Born into a Bhutanese farming community, he grew up helping his father, “a powerful and well-known shaman” with healing rituals for the sick in his village.
He joined Nepal’s legendary Gurkha brigade aged just 17 and has been a trekking guide in Kathmandu and a mountain rescuer in Alps.
He first came across Nepal’s shamans when he was an assistant to foreign anthropologists trying to locate witch doctors among the country’s indigenous tribes.

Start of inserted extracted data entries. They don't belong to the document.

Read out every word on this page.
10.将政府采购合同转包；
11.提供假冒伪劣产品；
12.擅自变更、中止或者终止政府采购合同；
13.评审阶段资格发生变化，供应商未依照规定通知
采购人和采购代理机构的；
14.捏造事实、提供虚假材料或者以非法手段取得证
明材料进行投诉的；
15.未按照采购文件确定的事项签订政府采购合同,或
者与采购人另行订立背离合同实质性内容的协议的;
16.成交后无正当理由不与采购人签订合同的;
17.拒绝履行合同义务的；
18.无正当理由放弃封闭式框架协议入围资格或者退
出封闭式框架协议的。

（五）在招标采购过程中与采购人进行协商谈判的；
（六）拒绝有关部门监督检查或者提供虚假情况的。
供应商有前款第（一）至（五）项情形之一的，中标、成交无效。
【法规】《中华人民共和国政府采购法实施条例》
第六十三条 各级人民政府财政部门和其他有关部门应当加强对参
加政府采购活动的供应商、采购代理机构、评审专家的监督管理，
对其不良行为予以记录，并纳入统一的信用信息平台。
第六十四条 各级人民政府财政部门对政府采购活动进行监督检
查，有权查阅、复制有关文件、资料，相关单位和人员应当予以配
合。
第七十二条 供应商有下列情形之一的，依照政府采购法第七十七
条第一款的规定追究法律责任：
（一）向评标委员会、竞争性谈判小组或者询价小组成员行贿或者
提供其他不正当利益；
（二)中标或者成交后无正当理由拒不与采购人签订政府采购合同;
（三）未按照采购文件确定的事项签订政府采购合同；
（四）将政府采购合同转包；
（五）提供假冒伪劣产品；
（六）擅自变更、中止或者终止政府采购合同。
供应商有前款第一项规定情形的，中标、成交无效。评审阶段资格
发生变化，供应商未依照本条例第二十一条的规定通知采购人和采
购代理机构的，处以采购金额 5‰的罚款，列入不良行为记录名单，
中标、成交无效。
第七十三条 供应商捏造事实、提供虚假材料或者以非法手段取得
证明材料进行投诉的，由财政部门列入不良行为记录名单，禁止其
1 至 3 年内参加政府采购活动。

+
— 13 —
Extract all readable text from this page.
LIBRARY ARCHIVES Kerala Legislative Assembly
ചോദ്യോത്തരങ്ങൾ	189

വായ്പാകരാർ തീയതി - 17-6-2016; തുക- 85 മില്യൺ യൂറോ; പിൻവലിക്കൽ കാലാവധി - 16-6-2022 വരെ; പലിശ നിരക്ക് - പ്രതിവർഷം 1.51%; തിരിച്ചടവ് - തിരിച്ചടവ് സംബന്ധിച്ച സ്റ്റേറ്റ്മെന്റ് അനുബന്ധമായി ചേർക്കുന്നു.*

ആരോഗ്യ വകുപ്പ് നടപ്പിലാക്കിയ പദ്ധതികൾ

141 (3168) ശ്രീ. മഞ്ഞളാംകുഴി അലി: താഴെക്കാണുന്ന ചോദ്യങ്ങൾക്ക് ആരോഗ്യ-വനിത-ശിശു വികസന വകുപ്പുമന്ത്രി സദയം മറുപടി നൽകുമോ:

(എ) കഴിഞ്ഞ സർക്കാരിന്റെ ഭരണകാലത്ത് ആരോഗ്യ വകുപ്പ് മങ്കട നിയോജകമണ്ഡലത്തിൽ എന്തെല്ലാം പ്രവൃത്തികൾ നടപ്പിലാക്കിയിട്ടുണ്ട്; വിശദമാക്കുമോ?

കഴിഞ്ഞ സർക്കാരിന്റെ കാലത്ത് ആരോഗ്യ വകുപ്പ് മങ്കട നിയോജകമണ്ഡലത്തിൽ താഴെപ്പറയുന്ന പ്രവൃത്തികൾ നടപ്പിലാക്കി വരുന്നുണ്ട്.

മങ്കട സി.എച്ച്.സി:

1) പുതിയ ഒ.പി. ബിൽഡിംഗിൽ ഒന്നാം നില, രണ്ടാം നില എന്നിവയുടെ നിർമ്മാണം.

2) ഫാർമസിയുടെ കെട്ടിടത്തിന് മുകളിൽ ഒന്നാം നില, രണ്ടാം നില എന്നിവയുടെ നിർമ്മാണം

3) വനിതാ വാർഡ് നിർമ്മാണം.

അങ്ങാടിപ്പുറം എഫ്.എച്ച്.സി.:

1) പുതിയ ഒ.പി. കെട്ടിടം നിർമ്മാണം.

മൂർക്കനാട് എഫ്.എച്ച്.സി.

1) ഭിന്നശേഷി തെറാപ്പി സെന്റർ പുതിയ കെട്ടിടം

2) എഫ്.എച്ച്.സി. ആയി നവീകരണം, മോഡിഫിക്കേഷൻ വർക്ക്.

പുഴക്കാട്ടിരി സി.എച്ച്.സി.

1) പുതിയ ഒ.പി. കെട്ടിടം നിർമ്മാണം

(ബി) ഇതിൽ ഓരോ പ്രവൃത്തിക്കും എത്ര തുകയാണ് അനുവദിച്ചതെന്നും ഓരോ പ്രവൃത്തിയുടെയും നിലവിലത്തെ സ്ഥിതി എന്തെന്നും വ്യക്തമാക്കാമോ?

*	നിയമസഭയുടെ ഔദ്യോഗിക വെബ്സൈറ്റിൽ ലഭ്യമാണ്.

He realised that shamanism was of great interest to the developed world and set up his research centre to spread the message, employing shamans from the Tamang, Rai, Sherpa and Gurung Himalayan mountain tribes.
In his centre sits a photograph of a six-year-old German boy Rai claims to have healed after the youngster, riddled with cancer, was given just two years to live.
He also relates the story of a paralysed man he helped to walk within just a few healing sessions.
Australian Laura Martino is taking a course at Rai’s centre and wants to help people in her home town of Melbourne reconnect with their spiritual side.
“I came here with a totally open mind, which I had to because of some of the amazing experiences I’ve had here, like trips to the mountains and sleeping in graveyards.
“I think the Western world has lost something in its approach to healing and we really need to get in touch again with nature.”
Shamanism has had its critics, however, in a country where ancient superstitions can have a devastating effect.
In February a group of villagers accused a neighbour of witchcraft and burned her alive because their shaman had told them she was a witch.
The crime caused widespread revulsion, with Prime Minister Baburam Bhattarai appealing to Nepalis not to listen to the injunctions of shamans.
“In villages especially, faith healers are from the local community while western medicine practitioners are from cities and towns and are often regarded as outsiders,” said Ravi Shankar, assistant professor at Manipal College of Medical Sciences in Pokhara, Nepal’s second city.
Many academics in the West believe that shamans rely on a powerful “placebo effect” — the tendency of any treatment, even an ineffective one, to show improvements in health simply because the recipient believes it will work.
Even doctors who distrust Nepal’s shamans have in the past relied on their services, training them to use rehydration salts to treat diarrhoea and cotrimoxazole antibiotics in pneumonia cases.
“There is the negative aspect where diseases like epilepsy and mental illness are regarded as entirely due to supernatural causes and modern medical treatment is neglected,” said Shankar.
“But then this was the case in the West also about 150 years ago.”